Rp 1.100 Triliun Keluar Karena Judi Online

Jurnalis Berita

By Jurnalis Berita

Praktik judi online masih rasanya populer di Indonesia. Menurut Kementerian Komunikasi dan Digital (Komdigi), jika pemerintah tidak mengambil langkah intervensi, kerugian ekonomi dari aktivitas ini bisa mencapai triliun rupiah puluhan. Alexander Sabar, Direktur Jenderal Pengawasan Ruang Digital Komdigi, mengungkapkan bahwa pesan ini didasarkan pada laporan Pusat Pelaporan dan Analisis Transaksi Keuangan (PPATK). Data tersebut menunjukkan potensi kerugian mencapai Rp 1.100 triliun oleh 2025.

Angka tersebut bukan sekadar statistik.
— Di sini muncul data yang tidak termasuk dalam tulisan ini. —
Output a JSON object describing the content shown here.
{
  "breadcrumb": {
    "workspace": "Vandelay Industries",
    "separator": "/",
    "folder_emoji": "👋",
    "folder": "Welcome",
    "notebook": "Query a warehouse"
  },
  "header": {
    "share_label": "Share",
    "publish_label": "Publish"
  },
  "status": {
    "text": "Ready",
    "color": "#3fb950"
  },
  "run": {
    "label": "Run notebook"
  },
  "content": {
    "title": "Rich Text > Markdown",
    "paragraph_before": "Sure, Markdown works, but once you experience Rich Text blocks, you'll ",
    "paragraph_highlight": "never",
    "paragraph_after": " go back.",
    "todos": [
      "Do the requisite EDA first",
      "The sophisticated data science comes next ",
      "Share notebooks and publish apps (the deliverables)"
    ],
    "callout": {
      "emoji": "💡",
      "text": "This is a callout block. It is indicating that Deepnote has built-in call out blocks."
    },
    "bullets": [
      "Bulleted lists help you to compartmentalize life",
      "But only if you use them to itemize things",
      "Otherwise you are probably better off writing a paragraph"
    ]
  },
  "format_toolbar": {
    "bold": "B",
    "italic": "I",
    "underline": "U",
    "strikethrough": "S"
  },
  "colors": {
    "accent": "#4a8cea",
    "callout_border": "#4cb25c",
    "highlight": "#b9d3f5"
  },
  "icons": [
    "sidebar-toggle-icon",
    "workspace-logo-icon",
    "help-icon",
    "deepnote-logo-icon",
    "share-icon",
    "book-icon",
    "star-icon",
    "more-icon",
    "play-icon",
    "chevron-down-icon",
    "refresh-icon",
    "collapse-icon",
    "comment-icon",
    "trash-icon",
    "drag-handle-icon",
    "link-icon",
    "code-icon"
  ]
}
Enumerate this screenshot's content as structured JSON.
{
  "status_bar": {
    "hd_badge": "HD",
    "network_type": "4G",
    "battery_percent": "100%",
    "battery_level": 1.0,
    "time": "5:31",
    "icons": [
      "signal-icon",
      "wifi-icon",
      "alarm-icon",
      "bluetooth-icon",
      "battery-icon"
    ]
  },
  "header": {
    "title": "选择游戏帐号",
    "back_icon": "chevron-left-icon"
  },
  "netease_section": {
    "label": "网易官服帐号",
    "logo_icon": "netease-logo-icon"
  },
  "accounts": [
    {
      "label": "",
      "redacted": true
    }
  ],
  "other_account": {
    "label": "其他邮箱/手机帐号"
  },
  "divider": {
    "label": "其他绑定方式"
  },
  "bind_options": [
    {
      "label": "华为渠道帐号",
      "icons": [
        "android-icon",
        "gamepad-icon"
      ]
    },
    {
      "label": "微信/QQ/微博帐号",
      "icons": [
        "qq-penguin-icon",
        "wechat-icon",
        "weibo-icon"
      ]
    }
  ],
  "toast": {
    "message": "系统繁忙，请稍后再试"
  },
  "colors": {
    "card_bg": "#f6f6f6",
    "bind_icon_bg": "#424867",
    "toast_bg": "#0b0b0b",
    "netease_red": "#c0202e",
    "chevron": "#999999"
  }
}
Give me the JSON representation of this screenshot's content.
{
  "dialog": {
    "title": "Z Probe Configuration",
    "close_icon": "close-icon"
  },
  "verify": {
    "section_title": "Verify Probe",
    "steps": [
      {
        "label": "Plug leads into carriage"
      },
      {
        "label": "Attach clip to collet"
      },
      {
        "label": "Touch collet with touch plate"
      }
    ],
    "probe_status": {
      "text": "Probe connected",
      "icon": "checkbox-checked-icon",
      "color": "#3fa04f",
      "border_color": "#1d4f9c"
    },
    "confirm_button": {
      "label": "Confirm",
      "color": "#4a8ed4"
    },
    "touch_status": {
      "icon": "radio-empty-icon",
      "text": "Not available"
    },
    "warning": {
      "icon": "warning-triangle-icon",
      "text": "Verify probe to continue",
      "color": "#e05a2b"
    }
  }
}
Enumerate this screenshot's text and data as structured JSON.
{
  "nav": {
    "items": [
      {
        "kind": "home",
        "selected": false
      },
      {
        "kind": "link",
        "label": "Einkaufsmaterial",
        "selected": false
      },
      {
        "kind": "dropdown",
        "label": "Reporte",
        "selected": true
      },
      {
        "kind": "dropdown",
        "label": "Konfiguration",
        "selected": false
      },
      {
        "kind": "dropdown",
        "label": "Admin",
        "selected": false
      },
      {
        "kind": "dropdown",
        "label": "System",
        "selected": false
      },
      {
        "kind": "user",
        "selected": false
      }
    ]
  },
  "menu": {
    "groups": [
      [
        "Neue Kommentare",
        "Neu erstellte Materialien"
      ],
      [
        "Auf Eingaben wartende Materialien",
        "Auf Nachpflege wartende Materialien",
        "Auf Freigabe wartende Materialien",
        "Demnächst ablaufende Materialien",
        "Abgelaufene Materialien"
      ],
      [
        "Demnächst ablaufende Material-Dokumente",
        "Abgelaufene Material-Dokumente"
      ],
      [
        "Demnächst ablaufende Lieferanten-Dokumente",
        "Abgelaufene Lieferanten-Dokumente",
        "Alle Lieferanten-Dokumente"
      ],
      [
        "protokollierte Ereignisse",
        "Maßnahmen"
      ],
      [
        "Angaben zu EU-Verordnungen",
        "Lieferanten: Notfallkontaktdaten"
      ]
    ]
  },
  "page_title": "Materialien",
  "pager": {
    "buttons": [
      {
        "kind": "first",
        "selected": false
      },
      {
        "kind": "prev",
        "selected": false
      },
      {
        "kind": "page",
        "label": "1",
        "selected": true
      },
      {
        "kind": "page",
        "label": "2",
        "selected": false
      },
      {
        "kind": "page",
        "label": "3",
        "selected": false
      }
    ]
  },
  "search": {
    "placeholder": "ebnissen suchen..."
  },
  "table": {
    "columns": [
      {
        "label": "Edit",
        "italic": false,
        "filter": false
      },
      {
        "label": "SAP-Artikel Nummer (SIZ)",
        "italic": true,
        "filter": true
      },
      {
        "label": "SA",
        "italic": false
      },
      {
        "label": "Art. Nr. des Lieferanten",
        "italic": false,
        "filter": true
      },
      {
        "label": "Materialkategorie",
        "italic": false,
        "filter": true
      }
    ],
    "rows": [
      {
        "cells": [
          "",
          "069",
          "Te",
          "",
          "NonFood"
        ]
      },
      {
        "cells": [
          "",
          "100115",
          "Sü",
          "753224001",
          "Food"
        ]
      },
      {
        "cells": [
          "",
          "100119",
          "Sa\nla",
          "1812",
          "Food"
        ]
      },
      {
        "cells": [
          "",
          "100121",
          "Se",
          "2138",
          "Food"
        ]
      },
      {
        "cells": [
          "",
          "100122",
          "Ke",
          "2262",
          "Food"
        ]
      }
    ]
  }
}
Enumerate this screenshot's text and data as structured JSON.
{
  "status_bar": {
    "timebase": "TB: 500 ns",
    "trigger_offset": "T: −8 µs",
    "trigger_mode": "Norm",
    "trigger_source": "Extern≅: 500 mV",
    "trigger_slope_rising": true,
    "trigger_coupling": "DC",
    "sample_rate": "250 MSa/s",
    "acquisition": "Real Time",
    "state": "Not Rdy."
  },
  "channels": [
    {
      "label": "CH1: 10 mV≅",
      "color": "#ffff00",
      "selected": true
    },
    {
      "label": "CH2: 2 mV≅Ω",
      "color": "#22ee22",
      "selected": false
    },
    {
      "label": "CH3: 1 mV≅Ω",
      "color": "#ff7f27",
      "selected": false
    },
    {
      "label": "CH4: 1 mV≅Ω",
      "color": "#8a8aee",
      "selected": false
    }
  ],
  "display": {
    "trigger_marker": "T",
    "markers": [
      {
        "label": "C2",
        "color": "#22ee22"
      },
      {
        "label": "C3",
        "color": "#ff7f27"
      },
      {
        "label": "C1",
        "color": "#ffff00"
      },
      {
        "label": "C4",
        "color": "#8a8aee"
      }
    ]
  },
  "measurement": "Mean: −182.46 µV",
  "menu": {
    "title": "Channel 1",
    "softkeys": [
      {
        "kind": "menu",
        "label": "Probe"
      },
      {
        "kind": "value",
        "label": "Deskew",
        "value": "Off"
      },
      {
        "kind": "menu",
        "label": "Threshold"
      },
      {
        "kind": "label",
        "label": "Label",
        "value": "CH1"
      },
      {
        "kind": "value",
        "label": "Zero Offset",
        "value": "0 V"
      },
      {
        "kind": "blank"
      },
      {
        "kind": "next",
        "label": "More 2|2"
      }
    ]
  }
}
Menurut Sabar, kerugian itu melekat langsung pada keuangan keluarga, sehingga memengaruhi masa depan bangsa secara keseluruhan. Fokusnya adalah menarik kolaborasi dari berbagai pihak, termasuk masyarakat swasta. Hasilnya, aktivitas judi online mengalami penurunan signifikan di akhir 2025. Laporan PPATK menunjukkan penurunan transaksi hingga 57% dibanding tahun sebelumnya, sementara deposit pun turun sebesar 45%.

Alexander memperingatkan, meski angka transaksi dan deposit berkurang, praktik judi online masih menjadi ancaman. Keberhasilan mengaturnya membutuhkan komitmen yang konsisten, fleksibel, dan berkelanjutan. Kolaborasi antarparti tetap krusial untuk menjaga ancaman ini.

Contohnya, beberapa platform judi online telah mengurangi layanan atau ditutup secara mandiri. Ini menunjukkan bahwa perusahaan juga bisa menjadi partipan dalam mengurangi dampak negatif. Kebijakan pemerintah perlu tetap dinamis untuk menyesuaikan dengan tren terbaru.

Dampak praktik ini tidak bisa diabaikan. Setiap orang perlu sadar akan risiko ekonomi yang bisa muncul. Upaya mengatasi ini harus terus berlangsung tanpa langkah lurus-lurus. Kita semua berperan dalam menciptakan lingkungan digital yang lebih aman.